Cinq personnes liées aux associations françaises Humani’Terre et Soutien Humani’Terre ont été mises en examen, soupçonnées de «faire parvenir des fonds, sous couvert d’aide humanitaire, au Hamas, organisation terroriste», a déclaré ce samedi 21 février le parquet national antiterroriste (Pnat).

Les mis en cause ont été placés sous contrôle judiciaire, après leur mise en examen vendredi, précise cette même source, confirmant une information du journal Le Figaro. Ils sont poursuivis pour «financement d’une entreprise terroriste», «abus de confiance en bande organisée» et «blanchiment d’abus de confiance en bande organisée en relation avec une entreprise terroriste».

Immeubles saisis

Ces mises en examen découlent de perquisitions menées lundi au sein de Humani’Terre, aux domiciles et bureaux de cadres ou anciens cadres des deux associations.

Deux immeubles, à Paris et à La Courneuve (Seine-Saint-Denis), ont par ailleurs été saisis via l’Agence de gestion et de recouvrement des avoirs saisis et confisqués (Agrasc).

Tout est parti d’une enquête préliminaire ouverte le 3 novembre 2023, confiée à la section antiterroriste de la brigade criminelle de la préfecture de police, à la Direction générale de la sécurité intérieure (DGSI) et à l’Office central pour la répression de la grande délinquance financière (OCRGDF).
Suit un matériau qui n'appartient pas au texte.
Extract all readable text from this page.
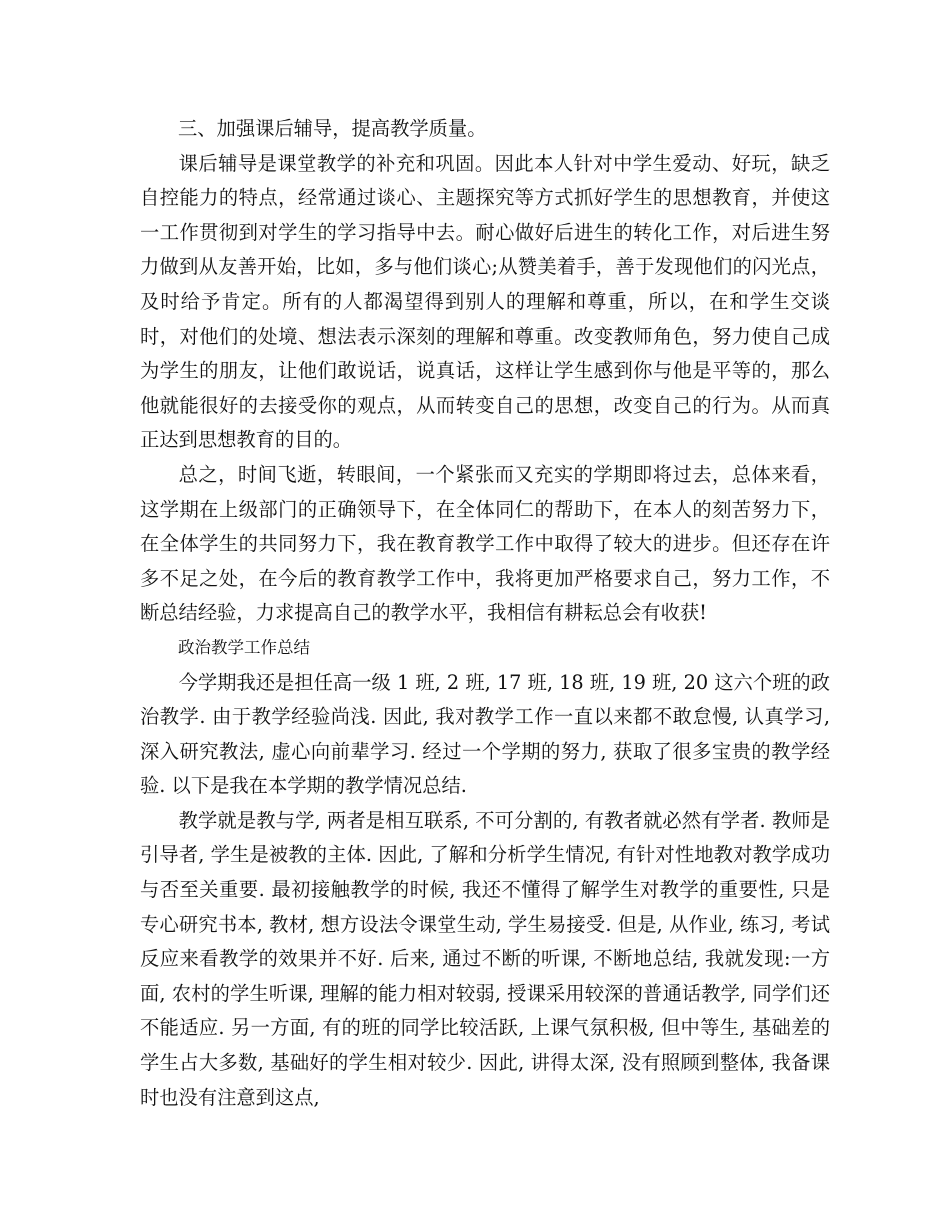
三、加强课后辅导，提高教学质量。

课后辅导是课堂教学的补充和巩固。因此本人针对中学生爱动、好玩，缺乏自控能力的特点，经常通过谈心、主题探究等方式抓好学生的思想教育，并使这一工作贯彻到对学生的学习指导中去。耐心做好后进生的转化工作，对后进生努力做到从友善开始，比如，多与他们谈心;从赞美着手，善于发现他们的闪光点，及时给予肯定。所有的人都渴望得到别人的理解和尊重，所以，在和学生交谈时，对他们的处境、想法表示深刻的理解和尊重。改变教师角色，努力使自己成为学生的朋友，让他们敢说话，说真话，这样让学生感到你与他是平等的，那么他就能很好的去接受你的观点，从而转变自己的思想，改变自己的行为。从而真正达到思想教育的目的。

总之，时间飞逝，转眼间，一个紧张而又充实的学期即将过去，总体来看，这学期在上级部门的正确领导下，在全体同仁的帮助下，在本人的刻苦努力下，在全体学生的共同努力下，我在教育教学工作中取得了较大的进步。但还存在许多不足之处，在今后的教育教学工作中，我将更加严格要求自己，努力工作，不断总结经验，力求提高自己的教学水平，我相信有耕耘总会有收获!

政治教学工作总结

今学期我还是担任高一级 1 班, 2 班, 17 班, 18 班, 19 班, 20 这六个班的政治教学. 由于教学经验尚浅. 因此, 我对教学工作一直以来都不敢怠慢, 认真学习, 深入研究教法, 虚心向前辈学习. 经过一个学期的努力, 获取了很多宝贵的教学经验. 以下是我在本学期的教学情况总结.

教学就是教与学, 两者是相互联系, 不可分割的, 有教者就必然有学者. 教师是引导者, 学生是被教的主体. 因此, 了解和分析学生情况, 有针对性地教对教学成功与否至关重要. 最初接触教学的时候, 我还不懂得了解学生对教学的重要性, 只是专心研究书本, 教材, 想方设法令课堂生动, 学生易接受. 但是, 从作业, 练习, 考试反应来看教学的效果并不好. 后来, 通过不断的听课, 不断地总结, 我就发现:一方面, 农村的学生听课, 理解的能力相对较弱, 授课采用较深的普通话教学, 同学们还不能适应. 另一方面, 有的班的同学比较活跃, 上课气氛积极, 但中等生, 基础差的学生占大多数, 基础好的学生相对较少. 因此, 讲得太深, 没有照顾到整体, 我备课时也没有注意到这点,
Les associations Humani’Terre et Soutien Humani’Terre, «dont l’objet social est le soutien aux populations palestiniennes résidant dans les camps de réfugiés de Cisjordanie, du Liban et de la bande de Gaza», ainsi que les cadres du bureau de ces associations, sont alors «soupçonnés de faire parvenir des fonds, sous couvert d’aide humanitaire, au Hamas, organisation terroriste», résume le Pnat.

Une première série de perquisitions a eu lieu le 31 janvier 2024 au siège social des associations et aux domiciles des membres ou anciens membres du bureau de Humani’Terre.

Ont alors été saisis du matériel informatique et des documents comptables «listant des associations françaises, européennes, palestiniennes et jordaniennes destinataires de fonds», selon le Pnat. Près de 40 millions d’euros - près de 35 millions sur des comptes bancaires ou chèques de banque, et plus de 5 millions en espèces au siège social de Humani’Terre, dans ses antennes de Paris, Lille, Lyon ou encore Marseille - ont également été confisqués.

Coopération internationale

Ce sont l’exploitation des supports numériques saisis à cette époque et des éléments obtenus via la coopération internationale - Italie, Etats-Unis, Israël - qui ont impulsé les récentes perquisitions.

Les investigations vont désormais se poursuivre sous la direction de trois magistrats instructeurs antiterroristes.

Le site d’Humani’Terre informe de la suspension de la collecte de dons à la suite «d’évènements récents qui ont impacté notre association», «de multiples obstacles administratifs et bancaires».